Questa è un’altra domanda… allora proviamo a rispondere a quest’ultima. La cultura del mortale dice che l’uomo diventa altro, poi, quando viene la filosofia, dice: «L’uomo diventa nulla e quando il mondo nasce il nulla diventa mondo». Se questo viene alla coscienza, non solo del malato, ma anche dell’uomo sano, il malato muore e l’uomo sano incomincia ad ammalarsi per poi morire. L’essenza della cultura dominante è la fonte dell’angoscia estrema dell’uomo, in questo mondo in cui le cose nascono e muoiono, prima non erano e poi non saranno. Facciamo in modo che durino il più possibile, nel miglior modo possibile, però la verità è questa. Se si capisce questo modo di pensare, per cui non c’è un Dio, non c’è un’immortalità dell’anima, non c’è un eterno, non c’è un aldilà ecc., se questo lo si capisce veramente – e lo sbandamento delle masse oggi nel mondo denuncia che lo si incomincia a capire – allora si è destinati all’angoscia più radicale. Non solo: il malato, che vede questo, ne è così terrorizzato da preferire andare subito nel nulla piuttosto che patire la malattia che poi non avrà altro esito che portarlo nel nulla. Perché se anche a me dicessero «Vuoi patire e andare nel nulla o vuoi andar subito nel nulla?», io risponderei «Vado subito nel nulla». Questa nostra reazione è in relazione a un quadro di fondo che ormai viene dato per scontato e che è proprio quello che il mio discorso filosofico mette in questione. Qui Leopardi è il maestro che dice «Tutto è nulla» e se guardiamo quel nulla ne siamo risucchiati. Allora cosa possiamo fare? Poco. Ancora per un po’, dice Leopardi, possiamo avere la forza di dirlo; la forza di dire la nostra infelicità è un modo di non essere infelici. Ma chi ha questa forza? Pochi, i geni, tutti gli altri non hanno la forza di piangere: piangendo, in qualche modo si è al di sopra del nulla, ma quando non si ha nemmeno la forza di piangere allora si va nel nulla. Se questa che è ormai la saggezza del nostro tempo, ma che ha le sue radici nella veneranda saggezza ottimistica dell’Occidente, la quale incomincia a dire «il mondo che abbiamo davanti esce dal nulla e va nel nulla», se questa è la verità, allora l’autentica terapia dell’angoscia e dell’infelicità è la «metanoia», che fa capire appunto la follia di questo modo di pensare. 

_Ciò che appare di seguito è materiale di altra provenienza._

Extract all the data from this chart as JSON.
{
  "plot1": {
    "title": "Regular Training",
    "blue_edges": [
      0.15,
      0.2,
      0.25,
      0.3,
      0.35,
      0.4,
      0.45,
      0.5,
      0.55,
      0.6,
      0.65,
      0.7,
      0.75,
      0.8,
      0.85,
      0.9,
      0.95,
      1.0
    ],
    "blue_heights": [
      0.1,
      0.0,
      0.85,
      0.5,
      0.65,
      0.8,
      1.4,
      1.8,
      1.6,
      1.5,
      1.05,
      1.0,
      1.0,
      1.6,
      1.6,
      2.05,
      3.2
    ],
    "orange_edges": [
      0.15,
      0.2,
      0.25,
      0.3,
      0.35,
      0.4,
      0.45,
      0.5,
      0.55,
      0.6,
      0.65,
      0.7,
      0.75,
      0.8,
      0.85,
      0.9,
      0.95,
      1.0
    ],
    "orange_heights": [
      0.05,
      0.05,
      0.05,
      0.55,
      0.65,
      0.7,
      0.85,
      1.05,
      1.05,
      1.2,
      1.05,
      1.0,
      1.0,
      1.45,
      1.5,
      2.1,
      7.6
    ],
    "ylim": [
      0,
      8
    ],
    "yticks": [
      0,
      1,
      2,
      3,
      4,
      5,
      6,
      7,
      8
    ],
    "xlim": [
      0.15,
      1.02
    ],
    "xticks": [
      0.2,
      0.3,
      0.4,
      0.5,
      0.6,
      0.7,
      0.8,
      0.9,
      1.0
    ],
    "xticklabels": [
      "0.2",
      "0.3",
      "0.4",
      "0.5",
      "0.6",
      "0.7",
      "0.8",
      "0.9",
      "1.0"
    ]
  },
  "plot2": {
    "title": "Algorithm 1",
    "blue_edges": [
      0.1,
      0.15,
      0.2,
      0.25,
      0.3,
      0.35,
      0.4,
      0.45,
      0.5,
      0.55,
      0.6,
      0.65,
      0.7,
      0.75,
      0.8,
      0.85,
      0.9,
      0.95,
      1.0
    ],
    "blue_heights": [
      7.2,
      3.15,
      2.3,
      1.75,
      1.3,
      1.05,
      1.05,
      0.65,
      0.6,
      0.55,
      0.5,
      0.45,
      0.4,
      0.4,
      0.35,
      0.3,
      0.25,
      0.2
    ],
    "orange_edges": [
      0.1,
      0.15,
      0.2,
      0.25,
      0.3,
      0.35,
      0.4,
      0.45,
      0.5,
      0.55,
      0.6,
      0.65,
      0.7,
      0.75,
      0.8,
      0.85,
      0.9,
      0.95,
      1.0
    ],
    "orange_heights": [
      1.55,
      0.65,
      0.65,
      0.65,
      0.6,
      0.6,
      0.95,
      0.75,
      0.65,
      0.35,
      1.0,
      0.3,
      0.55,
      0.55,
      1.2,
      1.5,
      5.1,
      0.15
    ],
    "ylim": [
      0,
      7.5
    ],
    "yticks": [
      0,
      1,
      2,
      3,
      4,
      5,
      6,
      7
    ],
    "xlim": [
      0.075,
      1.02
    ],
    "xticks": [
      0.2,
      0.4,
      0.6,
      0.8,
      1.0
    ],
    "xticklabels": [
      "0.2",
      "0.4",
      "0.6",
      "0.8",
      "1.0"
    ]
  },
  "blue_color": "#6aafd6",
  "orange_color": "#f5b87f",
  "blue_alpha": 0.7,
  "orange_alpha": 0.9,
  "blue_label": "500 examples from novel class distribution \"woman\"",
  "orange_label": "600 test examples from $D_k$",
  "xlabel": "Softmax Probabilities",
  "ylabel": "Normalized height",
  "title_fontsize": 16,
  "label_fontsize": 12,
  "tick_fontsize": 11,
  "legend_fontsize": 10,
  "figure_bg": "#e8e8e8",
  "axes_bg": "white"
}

Restando all’interno di questo quadro, la disperazione è inevitabile, ma è un quadro che non riguarda soltanto la cultura attuale, la medicina, la saggezza, la razionalità attuale, perché l’uomo razionale, oggi, per la razionalità attuale, non è quello che parla come me, ma è quello che dice che la realtà è fatta di queste cose più o meno caduche, che occorre far durare di più.